How could this be useful for the owner of a server? Wouldn’t it be better to pretend otherwise: open port -> closed?
At a guess, you might tell the difference between some benign scan and an attempt to actually take advantage of the port, perhaps to use as a trigger to automatically ban an ip address? or a way to divert malicious resources to an easy looking target so they are less available in other areas?
The difference between someone scanning for open ports and someone attacking a port they find open seems significant enough to at least track and watch for patterns… Whether that’s useful for the majority of users or not is rarely why a feature is implemented.
What is a benign scan? Why do you need to scan a system if you are not trying to figure out what it is running - which is something only attackers or the server admins (looking for things that should not be exposed) would want to do. Any third party scanning for open ports I would consider an attack. Though it might just be an automated system looking for weaknesses - it is still an attack.

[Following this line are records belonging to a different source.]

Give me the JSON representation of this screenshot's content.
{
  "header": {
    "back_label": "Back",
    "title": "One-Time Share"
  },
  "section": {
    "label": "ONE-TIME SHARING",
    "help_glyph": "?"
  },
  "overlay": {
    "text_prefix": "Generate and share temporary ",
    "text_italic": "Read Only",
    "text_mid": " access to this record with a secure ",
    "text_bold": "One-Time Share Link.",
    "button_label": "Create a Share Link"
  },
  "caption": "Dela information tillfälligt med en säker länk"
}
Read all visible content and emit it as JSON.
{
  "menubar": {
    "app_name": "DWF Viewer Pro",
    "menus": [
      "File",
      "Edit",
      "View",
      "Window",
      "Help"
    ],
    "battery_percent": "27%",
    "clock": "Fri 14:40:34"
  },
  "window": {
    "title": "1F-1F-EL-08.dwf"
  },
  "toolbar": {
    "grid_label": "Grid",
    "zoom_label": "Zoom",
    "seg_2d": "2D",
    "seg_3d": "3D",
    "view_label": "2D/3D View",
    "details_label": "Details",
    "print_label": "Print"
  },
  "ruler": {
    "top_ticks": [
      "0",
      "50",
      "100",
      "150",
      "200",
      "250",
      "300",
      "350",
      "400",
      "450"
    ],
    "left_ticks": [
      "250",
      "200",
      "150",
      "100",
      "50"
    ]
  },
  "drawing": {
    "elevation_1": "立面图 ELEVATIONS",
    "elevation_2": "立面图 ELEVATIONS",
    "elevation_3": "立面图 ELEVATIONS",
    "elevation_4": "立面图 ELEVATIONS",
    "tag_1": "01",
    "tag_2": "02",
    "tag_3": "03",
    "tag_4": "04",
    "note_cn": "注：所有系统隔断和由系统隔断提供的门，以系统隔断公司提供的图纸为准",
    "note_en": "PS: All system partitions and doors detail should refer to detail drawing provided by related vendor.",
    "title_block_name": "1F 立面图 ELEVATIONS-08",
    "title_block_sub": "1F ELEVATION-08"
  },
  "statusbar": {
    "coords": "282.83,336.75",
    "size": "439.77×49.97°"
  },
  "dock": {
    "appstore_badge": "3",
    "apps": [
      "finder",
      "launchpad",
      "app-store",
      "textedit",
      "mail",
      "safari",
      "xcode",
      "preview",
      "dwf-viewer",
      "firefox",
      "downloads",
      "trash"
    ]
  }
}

A benign scan could just be looking for an ftp server to connect to or a repeater or relay server of some sort. There are plenty of open services people make available for free and the fact that you would consider it an attack it doesn’t make it one.
At minimum you could be alerted to look for someone attempting to connect to your ftp server with a single basic anonymous authentication vs someone flooding that port with known malicious software attacks, and block the latter across your entire network and effectively ignore the former. Really it seems like you’re advertising your lack of imagination in this context than a legitimate lack of possible uses for spoofing open ports.